Reality of an “epidemic”

  • Some argue today’s “epidemic” partly reflects better recognition: in previous generations, kids with depression, ADHD, or other issues were labeled “slow,” “difficult,” or beaten, not treated.
  • Others counter that some outcomes (youth suicide, ER visits for self-harm) are objectively up, so it’s not just reclassification.

Evidence and causality

  • Several commenters stress that much of the research is correlational; heavier social-media users often already have worse mental health.
  • The linked article is described as skeptical of strong causal claims that digital tech is “rewiring” kids and driving an epidemic.
  • Others cite quasi-experimental work (e.g., staggered Facebook rollouts) and individual-level studies suggesting negative effects.
  • There is disagreement on how big and how certain the effect is; some say the magnitude is clearly large, others say effects are small, mixed, or unclear.

Social media mechanisms and harms

  • Proposed mechanisms:
    • Constant social comparison and “personal branding.”
    • Addictive, dopamine-driven scrolling that encourages emotional avoidance instead of coping.
    • Algorithmic amplification of extreme, hateful, or conspiratorial content, creating “paralysis” and fear.
    • Easy access for minors to any content, including misogyny and harmful influencers.
    • Online communities that normalize delusional beliefs or self-diagnosed conditions.
  • Several note large subjective benefits from quitting or sharply reducing social-media use.

Alternative and compounding factors

  • Other suggested drivers: economic precarity, housing costs, political turmoil, climate anxiety, war, mass shootings, pandemic disruption, weak social fabric, and profit-driven tech design.
  • Some think these macro threats make widespread anxiety rational, with social media mainly amplifying and distributing the fear.

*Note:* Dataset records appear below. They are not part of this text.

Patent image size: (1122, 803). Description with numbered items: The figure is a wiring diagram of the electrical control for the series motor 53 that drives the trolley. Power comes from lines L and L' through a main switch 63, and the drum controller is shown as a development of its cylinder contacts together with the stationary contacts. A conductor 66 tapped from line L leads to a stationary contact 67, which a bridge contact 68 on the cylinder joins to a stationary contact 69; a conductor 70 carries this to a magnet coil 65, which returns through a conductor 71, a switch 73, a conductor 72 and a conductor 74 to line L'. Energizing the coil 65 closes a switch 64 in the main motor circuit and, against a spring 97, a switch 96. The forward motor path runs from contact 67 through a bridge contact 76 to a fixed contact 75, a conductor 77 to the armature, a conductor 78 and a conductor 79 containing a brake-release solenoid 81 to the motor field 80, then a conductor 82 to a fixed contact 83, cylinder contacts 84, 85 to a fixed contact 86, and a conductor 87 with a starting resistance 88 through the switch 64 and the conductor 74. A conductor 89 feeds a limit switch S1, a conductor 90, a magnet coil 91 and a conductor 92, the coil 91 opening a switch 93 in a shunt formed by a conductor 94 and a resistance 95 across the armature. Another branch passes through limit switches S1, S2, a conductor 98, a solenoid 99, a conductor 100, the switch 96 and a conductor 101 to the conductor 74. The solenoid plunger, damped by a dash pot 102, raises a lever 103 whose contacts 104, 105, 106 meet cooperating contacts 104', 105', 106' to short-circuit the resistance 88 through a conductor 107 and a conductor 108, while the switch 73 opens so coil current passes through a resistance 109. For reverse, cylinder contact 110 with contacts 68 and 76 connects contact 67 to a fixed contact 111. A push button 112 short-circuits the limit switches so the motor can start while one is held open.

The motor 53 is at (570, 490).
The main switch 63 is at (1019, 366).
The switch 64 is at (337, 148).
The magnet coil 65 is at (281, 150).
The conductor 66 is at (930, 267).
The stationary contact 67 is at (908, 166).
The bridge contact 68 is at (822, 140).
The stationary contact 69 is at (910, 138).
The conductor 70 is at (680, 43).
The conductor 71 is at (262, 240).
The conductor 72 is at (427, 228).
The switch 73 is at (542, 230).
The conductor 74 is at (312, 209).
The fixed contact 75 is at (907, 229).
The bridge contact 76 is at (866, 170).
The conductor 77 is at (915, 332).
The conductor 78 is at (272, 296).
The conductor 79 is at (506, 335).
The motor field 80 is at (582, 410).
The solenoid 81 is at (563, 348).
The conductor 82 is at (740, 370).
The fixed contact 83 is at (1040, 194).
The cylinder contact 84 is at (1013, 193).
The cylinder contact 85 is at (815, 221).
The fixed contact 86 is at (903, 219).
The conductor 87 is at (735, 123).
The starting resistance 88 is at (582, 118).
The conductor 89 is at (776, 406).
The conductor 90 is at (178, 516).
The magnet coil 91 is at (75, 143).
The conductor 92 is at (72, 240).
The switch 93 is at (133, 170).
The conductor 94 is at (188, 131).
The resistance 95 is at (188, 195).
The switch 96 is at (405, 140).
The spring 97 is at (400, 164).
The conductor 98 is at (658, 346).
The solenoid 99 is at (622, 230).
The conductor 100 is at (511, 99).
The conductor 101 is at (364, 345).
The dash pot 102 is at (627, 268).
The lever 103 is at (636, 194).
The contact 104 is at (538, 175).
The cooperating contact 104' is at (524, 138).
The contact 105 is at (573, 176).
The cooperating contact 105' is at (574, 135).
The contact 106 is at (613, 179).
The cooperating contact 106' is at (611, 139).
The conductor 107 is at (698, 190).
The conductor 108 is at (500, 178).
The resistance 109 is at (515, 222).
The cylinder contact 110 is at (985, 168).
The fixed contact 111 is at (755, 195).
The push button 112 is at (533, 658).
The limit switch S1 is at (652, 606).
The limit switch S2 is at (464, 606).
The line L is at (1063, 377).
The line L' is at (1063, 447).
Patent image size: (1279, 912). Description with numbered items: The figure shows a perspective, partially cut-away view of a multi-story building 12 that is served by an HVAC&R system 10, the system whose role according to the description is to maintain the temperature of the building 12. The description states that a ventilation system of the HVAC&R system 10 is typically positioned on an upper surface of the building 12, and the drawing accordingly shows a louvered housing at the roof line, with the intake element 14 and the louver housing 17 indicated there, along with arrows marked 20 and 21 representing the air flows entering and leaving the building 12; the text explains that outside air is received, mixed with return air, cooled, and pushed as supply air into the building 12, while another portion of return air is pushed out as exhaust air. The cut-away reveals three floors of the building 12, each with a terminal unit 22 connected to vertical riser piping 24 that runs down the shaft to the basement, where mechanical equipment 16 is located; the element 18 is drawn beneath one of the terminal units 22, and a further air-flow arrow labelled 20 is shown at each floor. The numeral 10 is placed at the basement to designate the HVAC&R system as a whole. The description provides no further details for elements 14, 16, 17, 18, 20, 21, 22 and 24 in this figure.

Diagnosis, overdiagnosis, and history

  • Multiple commenters highlight changing diagnostic criteria and possible overdiagnosis or self-diagnosis.
  • Others emphasize how transformative proper diagnosis and treatment can be, pushing back on blanket skepticism of mental health care.

Experiences and coping

  • Personal stories span from life-changing treatment after late diagnosis to older adults becoming anxious and paranoid via social media.
  • Suggested coping: strict limits or removal of apps, phone-free spaces, journaling, and intentional emotional processing.